Etats-Unis
Le président sud-africain Cyril Ramaphosa a dénoncé mardi à la tribune de l'ONU les sommes dépensées pour la guerre plutôt qu'au financement du développement des plus vulnérables. Le dirigeant sud-africain a appelé à favoriser des financements accessibles et durables pour aider les pays en voie de développement qui croulent sous le poids de leur dette :
" Plusieurs siècles après la fin de la traite des esclaves, et plusieurs décennies après la fin de l'exploitation coloniale des ressources de l'Afrique, les peuples de notre continent supportent une fois de plus le coût de l'industrialisation et du développement des nations riches du monde.

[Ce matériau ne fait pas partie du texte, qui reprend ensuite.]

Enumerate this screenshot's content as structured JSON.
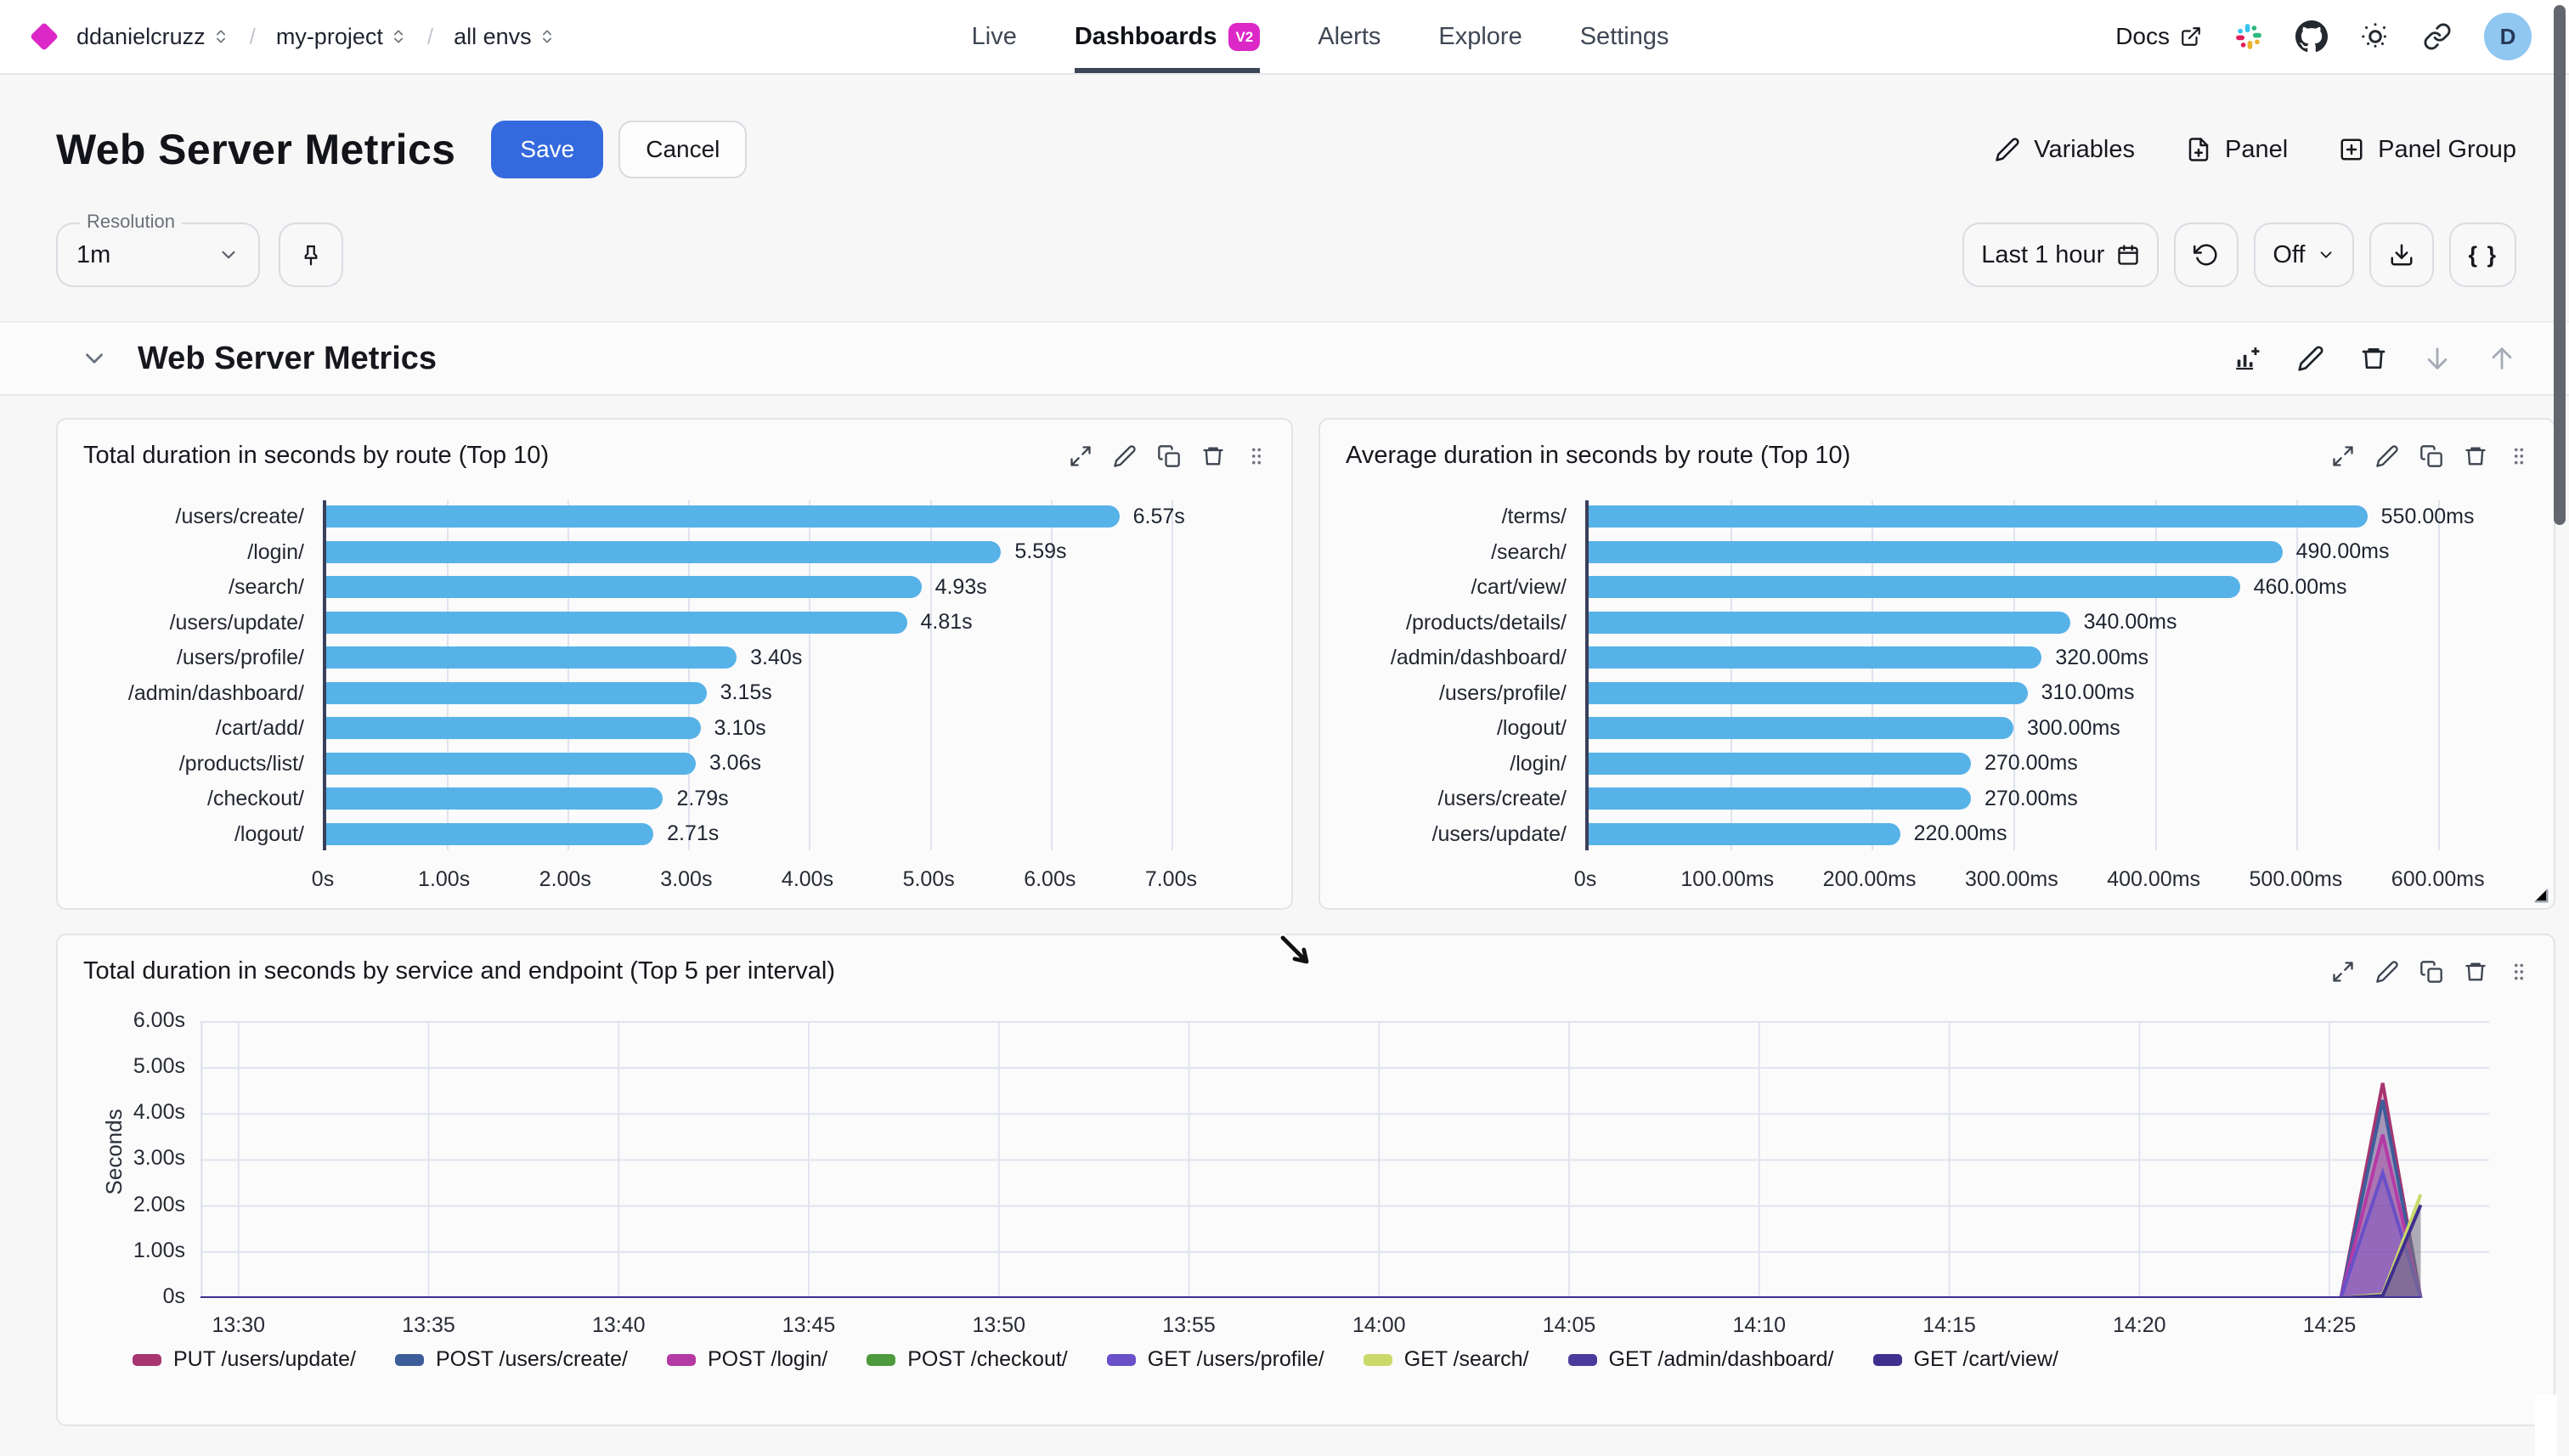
{
  "nav": {
    "breadcrumb": {
      "org": "ddanielcruzz",
      "project": "my-project",
      "env": "all envs",
      "separator": "/"
    },
    "tabs": [
      {
        "label": "Live"
      },
      {
        "label": "Dashboards",
        "badge": "V2",
        "active": true
      },
      {
        "label": "Alerts"
      },
      {
        "label": "Explore"
      },
      {
        "label": "Settings"
      }
    ],
    "docs_label": "Docs",
    "icons": [
      "external-link-icon",
      "slack-icon",
      "github-icon",
      "theme-sun-icon",
      "link-icon"
    ],
    "avatar_letter": "D"
  },
  "header": {
    "title": "Web Server Metrics",
    "save": "Save",
    "cancel": "Cancel",
    "variables": "Variables",
    "panel": "Panel",
    "panel_group": "Panel Group"
  },
  "toolbar": {
    "resolution_label": "Resolution",
    "resolution_value": "1m",
    "time_range": "Last 1 hour",
    "autorefresh": "Off",
    "json_button": "{ }"
  },
  "section": {
    "title": "Web Server Metrics"
  },
  "panels": {
    "p1_title": "Total duration in seconds by route (Top 10)",
    "p2_title": "Average duration in seconds by route (Top 10)",
    "p3_title": "Total duration in seconds by service and endpoint (Top 5 per interval)"
  },
  "colors": {
    "brand_magenta": "#DB28C6",
    "save_blue": "#3569DE",
    "bar_blue": "#57B2E8",
    "gridline": "#DFE3EE",
    "avatar_bg": "#8FC7F1",
    "scrollbar": "#62666D"
  },
  "chart_data": [
    {
      "type": "bar",
      "orientation": "horizontal",
      "title": "Total duration in seconds by route (Top 10)",
      "categories": [
        "/users/create/",
        "/login/",
        "/search/",
        "/users/update/",
        "/users/profile/",
        "/admin/dashboard/",
        "/cart/add/",
        "/products/list/",
        "/checkout/",
        "/logout/"
      ],
      "values": [
        6.57,
        5.59,
        4.93,
        4.81,
        3.4,
        3.15,
        3.1,
        3.06,
        2.79,
        2.71
      ],
      "value_labels": [
        "6.57s",
        "5.59s",
        "4.93s",
        "4.81s",
        "3.40s",
        "3.15s",
        "3.10s",
        "3.06s",
        "2.79s",
        "2.71s"
      ],
      "xmax": 7.6,
      "xticks": [
        {
          "label": "0s",
          "v": 0
        },
        {
          "label": "1.00s",
          "v": 1
        },
        {
          "label": "2.00s",
          "v": 2
        },
        {
          "label": "3.00s",
          "v": 3
        },
        {
          "label": "4.00s",
          "v": 4
        },
        {
          "label": "5.00s",
          "v": 5
        },
        {
          "label": "6.00s",
          "v": 6
        },
        {
          "label": "7.00s",
          "v": 7
        }
      ],
      "bar_color": "#57B2E8",
      "grid": true,
      "unit": "s"
    },
    {
      "type": "bar",
      "orientation": "horizontal",
      "title": "Average duration in seconds by route (Top 10)",
      "categories": [
        "/terms/",
        "/search/",
        "/cart/view/",
        "/products/details/",
        "/admin/dashboard/",
        "/users/profile/",
        "/logout/",
        "/login/",
        "/users/create/",
        "/users/update/"
      ],
      "values": [
        550,
        490,
        460,
        340,
        320,
        310,
        300,
        270,
        270,
        220
      ],
      "value_labels": [
        "550.00ms",
        "490.00ms",
        "460.00ms",
        "340.00ms",
        "320.00ms",
        "310.00ms",
        "300.00ms",
        "270.00ms",
        "270.00ms",
        "220.00ms"
      ],
      "xmax": 648,
      "xticks": [
        {
          "label": "0s",
          "v": 0
        },
        {
          "label": "100.00ms",
          "v": 100
        },
        {
          "label": "200.00ms",
          "v": 200
        },
        {
          "label": "300.00ms",
          "v": 300
        },
        {
          "label": "400.00ms",
          "v": 400
        },
        {
          "label": "500.00ms",
          "v": 500
        },
        {
          "label": "600.00ms",
          "v": 600
        }
      ],
      "bar_color": "#57B2E8",
      "grid": true,
      "unit": "ms"
    },
    {
      "type": "area",
      "title": "Total duration in seconds by service and endpoint (Top 5 per interval)",
      "ylabel": "Seconds",
      "ylim": [
        0,
        6.35
      ],
      "yticks": [
        {
          "label": "0s",
          "v": 0
        },
        {
          "label": "1.00s",
          "v": 1
        },
        {
          "label": "2.00s",
          "v": 2
        },
        {
          "label": "3.00s",
          "v": 3
        },
        {
          "label": "4.00s",
          "v": 4
        },
        {
          "label": "5.00s",
          "v": 5
        },
        {
          "label": "6.00s",
          "v": 6
        }
      ],
      "xlim_minutes": [
        0,
        60.2
      ],
      "xticks": [
        {
          "label": "13:30",
          "m": 1
        },
        {
          "label": "13:35",
          "m": 6
        },
        {
          "label": "13:40",
          "m": 11
        },
        {
          "label": "13:45",
          "m": 16
        },
        {
          "label": "13:50",
          "m": 21
        },
        {
          "label": "13:55",
          "m": 26
        },
        {
          "label": "14:00",
          "m": 31
        },
        {
          "label": "14:05",
          "m": 36
        },
        {
          "label": "14:10",
          "m": 41
        },
        {
          "label": "14:15",
          "m": 46
        },
        {
          "label": "14:20",
          "m": 51
        },
        {
          "label": "14:25",
          "m": 56
        }
      ],
      "grid": true,
      "legend_position": "bottom",
      "fill_opacity": 0.35,
      "series": [
        {
          "name": "PUT /users/update/",
          "color": "#A73570",
          "points": [
            [
              0,
              0
            ],
            [
              56.3,
              0
            ],
            [
              57.4,
              4.67
            ],
            [
              58.4,
              0
            ]
          ]
        },
        {
          "name": "POST /users/create/",
          "color": "#3E5C9A",
          "points": [
            [
              0,
              0
            ],
            [
              56.3,
              0
            ],
            [
              57.4,
              4.3
            ],
            [
              58.4,
              0
            ]
          ]
        },
        {
          "name": "POST /login/",
          "color": "#B43AA4",
          "points": [
            [
              0,
              0
            ],
            [
              56.3,
              0
            ],
            [
              57.4,
              3.55
            ],
            [
              58.4,
              0
            ]
          ]
        },
        {
          "name": "POST /checkout/",
          "color": "#4F9A3D",
          "points": [
            [
              0,
              0
            ],
            [
              58.4,
              0
            ]
          ]
        },
        {
          "name": "GET /users/profile/",
          "color": "#6950C8",
          "points": [
            [
              0,
              0
            ],
            [
              56.3,
              0
            ],
            [
              57.4,
              2.72
            ],
            [
              58.4,
              0
            ]
          ]
        },
        {
          "name": "GET /search/",
          "color": "#CBD96B",
          "points": [
            [
              0,
              0
            ],
            [
              56.3,
              0
            ],
            [
              57.4,
              0.08
            ],
            [
              58.4,
              2.25
            ]
          ]
        },
        {
          "name": "GET /admin/dashboard/",
          "color": "#4C3A9C",
          "points": [
            [
              0,
              0
            ],
            [
              58.4,
              0
            ]
          ]
        },
        {
          "name": "GET /cart/view/",
          "color": "#3F2F8F",
          "points": [
            [
              0,
              0
            ],
            [
              56.3,
              0
            ],
            [
              57.4,
              0.05
            ],
            [
              58.4,
              2.02
            ]
          ]
        }
      ]
    }
  ]
}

C'est un prix que les peuples d'Afrique ne sont plus prêts à payer"_,_a-t-il déclaré.
En prélude à l'Assemblée générale de l’Onu, les pays en développement ont rappelé le reste du monde à leurs promesses d'améliorer le sort de l'humanité d'ici à 2030.
Cyril Ramaphosa a rappelé que "la richesse de l'Afrique appartient aux Africains, la richesse minérale présente dans la terre de l'Afrique doit en fin de compte revenir aux Africains;" exhortant les dirigeants mondiaux à accélérer la décarbonisation mondiale, "tout en favorisant l'égalité et le partage de la prospérité."
Enfin, M. Ramaphosa, a appelé depuis New York à soutenir la "prévention et le maintien de la paix", notamment en Afrique. Le récent coup d'Etat au Gabon est le huitième en Afrique depuis 2020. Le précédent avait vu des militaires prendre le pouvoir au Niger en juillet dernier.